C — Mitigation & Remediation

  1. Immediate (0–24h): Isolate affected Flowise instances from production networks if possible. Disable custom MCP stdio features via configuration if supported. Enforce strict access controls and monitor for suspicious activity.
  2. Short-term (1–7d): Upgrade to Flowise 3.1.0 or later immediately. This includes fixes for flag validation blocking risky arguments. Restart services post-upgrade and validate functionality. For environments unable to patch quickly, disable stdio transport entirely and restrict canvas access to trusted IPs or users.
  3. Long-term (ongoing): Implement network segmentation for AI tools, apply least-privilege principles to Flowise users, and integrate runtime application self-protection or container sandboxing. Regularly audit third-party AI components and maintain an inventory of self-hosted tools. Consider shifting sensitive workflows to managed cloud services where stdio is disabled.

Official vendor patch is the primary remediation.

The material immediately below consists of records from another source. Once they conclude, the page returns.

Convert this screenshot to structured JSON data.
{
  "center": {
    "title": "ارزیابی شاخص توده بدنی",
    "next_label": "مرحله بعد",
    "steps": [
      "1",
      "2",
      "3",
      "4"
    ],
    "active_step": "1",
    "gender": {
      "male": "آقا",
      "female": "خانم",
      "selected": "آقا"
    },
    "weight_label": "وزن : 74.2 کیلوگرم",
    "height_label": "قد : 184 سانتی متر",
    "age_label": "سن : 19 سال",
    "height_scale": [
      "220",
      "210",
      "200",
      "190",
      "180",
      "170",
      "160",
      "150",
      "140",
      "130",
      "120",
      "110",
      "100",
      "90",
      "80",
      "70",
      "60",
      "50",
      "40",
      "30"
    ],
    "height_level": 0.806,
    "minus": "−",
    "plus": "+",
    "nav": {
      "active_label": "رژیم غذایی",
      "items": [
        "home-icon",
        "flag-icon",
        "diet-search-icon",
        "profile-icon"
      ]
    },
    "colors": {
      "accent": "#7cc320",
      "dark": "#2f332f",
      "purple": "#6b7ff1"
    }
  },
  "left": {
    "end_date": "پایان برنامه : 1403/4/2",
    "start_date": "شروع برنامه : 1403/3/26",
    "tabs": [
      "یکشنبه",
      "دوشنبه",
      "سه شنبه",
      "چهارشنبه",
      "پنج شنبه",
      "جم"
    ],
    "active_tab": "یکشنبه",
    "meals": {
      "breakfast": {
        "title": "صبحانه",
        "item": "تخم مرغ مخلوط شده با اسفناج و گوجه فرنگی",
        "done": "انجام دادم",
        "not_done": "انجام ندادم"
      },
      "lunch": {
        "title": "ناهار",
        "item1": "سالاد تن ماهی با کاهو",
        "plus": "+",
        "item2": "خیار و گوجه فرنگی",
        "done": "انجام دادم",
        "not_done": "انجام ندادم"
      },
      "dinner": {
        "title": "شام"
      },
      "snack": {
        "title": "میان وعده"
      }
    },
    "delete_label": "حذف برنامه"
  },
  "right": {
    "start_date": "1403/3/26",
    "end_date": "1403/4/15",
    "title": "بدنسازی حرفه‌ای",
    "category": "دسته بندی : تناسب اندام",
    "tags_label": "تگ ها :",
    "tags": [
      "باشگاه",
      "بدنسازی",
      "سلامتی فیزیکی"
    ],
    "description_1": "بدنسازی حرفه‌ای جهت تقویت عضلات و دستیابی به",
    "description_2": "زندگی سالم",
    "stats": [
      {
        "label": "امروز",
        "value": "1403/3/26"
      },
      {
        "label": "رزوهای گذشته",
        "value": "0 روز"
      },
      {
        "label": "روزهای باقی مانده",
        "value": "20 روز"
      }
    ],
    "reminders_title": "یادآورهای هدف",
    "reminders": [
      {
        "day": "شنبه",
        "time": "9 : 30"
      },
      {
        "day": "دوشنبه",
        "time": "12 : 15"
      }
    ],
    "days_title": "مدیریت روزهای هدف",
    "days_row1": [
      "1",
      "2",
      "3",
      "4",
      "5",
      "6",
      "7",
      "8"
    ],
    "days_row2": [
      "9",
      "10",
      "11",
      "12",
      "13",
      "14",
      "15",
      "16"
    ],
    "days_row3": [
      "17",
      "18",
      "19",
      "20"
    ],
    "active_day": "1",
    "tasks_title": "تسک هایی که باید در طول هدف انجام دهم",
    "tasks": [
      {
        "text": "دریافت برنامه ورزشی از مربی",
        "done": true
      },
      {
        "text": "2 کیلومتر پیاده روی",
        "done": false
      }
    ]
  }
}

Interim mitigations include WAF rules for MCP-related endpoints and enhanced logging.

D — Best Practices

  • Always validate and sanitize inputs destined for OS command execution, using parameterized approaches or strict allowlists beyond simple string checks.
  • Run AI workflow tools in isolated containers or virtual environments with minimal privileges and filesystem access.
  • Enforce multi-factor authentication and role-based access for all administrative and canvas interfaces.
  • Monitor execution environments for unexpected child processes and integrate with SIEM for anomaly detection.
  • Conduct regular security reviews of open-source dependencies and AI platforms, prioritizing updates for components handling external configurations.